The moment you create a product for an external user and his customer experience needs – his exposure is not limited to what he sees in your industry he is going to compare it to his experience with an Uber or with a Facebook, so his experience dimension is totally different – this is something most IT and most IT firms are not great at."
Scale
"HCL’s proposition is that we’re the company that will help you disrupt your existing delivery model."
"Using our capabilities and infrastructure we can help you create the models and capabilities for you to start disrupting either your digital value chain or your machine to machine value chain which is IOT."
Scalability then comes into play because IT goes from one million touch points to 100 or 150 million.
Once built, it is going to be highly complex because it is going to be connected.
No more silos
The shake-up of traditional IT from its infrastructure silos of storage, network and server is underway thanks to so many cloud propositions coming into play making it more agile and more service oriented.

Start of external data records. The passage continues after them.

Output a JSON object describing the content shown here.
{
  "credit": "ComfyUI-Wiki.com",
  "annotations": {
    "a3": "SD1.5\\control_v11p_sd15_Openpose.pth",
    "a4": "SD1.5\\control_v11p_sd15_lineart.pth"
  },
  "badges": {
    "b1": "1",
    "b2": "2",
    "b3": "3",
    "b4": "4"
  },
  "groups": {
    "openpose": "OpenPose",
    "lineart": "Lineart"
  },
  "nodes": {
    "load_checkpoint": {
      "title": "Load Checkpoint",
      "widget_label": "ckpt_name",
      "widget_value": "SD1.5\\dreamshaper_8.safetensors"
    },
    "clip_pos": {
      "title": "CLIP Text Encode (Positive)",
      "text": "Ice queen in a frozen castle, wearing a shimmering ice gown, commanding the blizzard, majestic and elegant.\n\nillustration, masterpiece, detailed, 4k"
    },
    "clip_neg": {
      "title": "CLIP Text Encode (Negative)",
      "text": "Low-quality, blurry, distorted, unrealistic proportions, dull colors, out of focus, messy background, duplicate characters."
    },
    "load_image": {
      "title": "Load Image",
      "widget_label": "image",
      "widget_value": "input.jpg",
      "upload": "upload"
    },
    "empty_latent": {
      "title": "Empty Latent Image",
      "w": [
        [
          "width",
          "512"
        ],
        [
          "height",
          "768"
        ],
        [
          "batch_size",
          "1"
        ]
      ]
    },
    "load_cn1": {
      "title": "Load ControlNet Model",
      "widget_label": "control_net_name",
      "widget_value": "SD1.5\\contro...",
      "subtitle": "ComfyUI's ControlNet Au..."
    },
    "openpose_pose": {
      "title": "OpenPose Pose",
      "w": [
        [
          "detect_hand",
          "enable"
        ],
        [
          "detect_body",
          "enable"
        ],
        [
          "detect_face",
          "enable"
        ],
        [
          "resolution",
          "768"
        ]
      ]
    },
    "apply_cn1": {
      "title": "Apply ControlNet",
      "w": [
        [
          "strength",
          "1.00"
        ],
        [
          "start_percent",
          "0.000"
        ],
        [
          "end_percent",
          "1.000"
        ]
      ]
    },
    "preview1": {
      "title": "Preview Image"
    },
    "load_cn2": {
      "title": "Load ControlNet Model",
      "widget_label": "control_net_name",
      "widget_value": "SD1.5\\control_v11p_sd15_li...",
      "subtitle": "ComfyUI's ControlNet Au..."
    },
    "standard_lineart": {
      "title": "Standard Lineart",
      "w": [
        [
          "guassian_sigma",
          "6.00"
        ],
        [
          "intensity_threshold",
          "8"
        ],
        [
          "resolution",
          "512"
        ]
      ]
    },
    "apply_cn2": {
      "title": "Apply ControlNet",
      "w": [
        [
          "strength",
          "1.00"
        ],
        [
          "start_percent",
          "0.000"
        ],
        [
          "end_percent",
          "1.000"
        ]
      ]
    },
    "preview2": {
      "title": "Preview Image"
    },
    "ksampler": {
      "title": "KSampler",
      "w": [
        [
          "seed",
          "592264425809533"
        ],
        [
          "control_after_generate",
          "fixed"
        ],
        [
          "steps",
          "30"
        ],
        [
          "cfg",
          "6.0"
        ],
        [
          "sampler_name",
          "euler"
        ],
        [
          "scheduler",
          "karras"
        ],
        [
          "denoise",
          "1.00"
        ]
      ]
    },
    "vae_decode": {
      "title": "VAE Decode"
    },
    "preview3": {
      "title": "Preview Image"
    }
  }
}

Mr Kumar Gupta says HCL is involved with large media and publishing organisations where the migration to public cloud is for enterprise workloads, not just web workloads but the core business workloads.
"We’re actively involved in helping customers identify their enterprise workload which we can disintermediate to the cloud. We are migrating large customers to Amazon or Azure public cloud type environments."
One key area of management is orchestration for single control and access, security and managing sprawl on public cloud and averting costly idle capacity.
So a lot of these challenges are what we’re helping customers with. If you have 13PB of data and need legacy back up, environments can become constraints.
"We have a strong point of view on the different platforms for maturity and suitability for enterprise usage. Do we have an alignment with one cloud platform? The answer is no," he says. "It is down to customer desires and if we feel it is not right for the requirement we don’t mind sharing that opinion with the customer."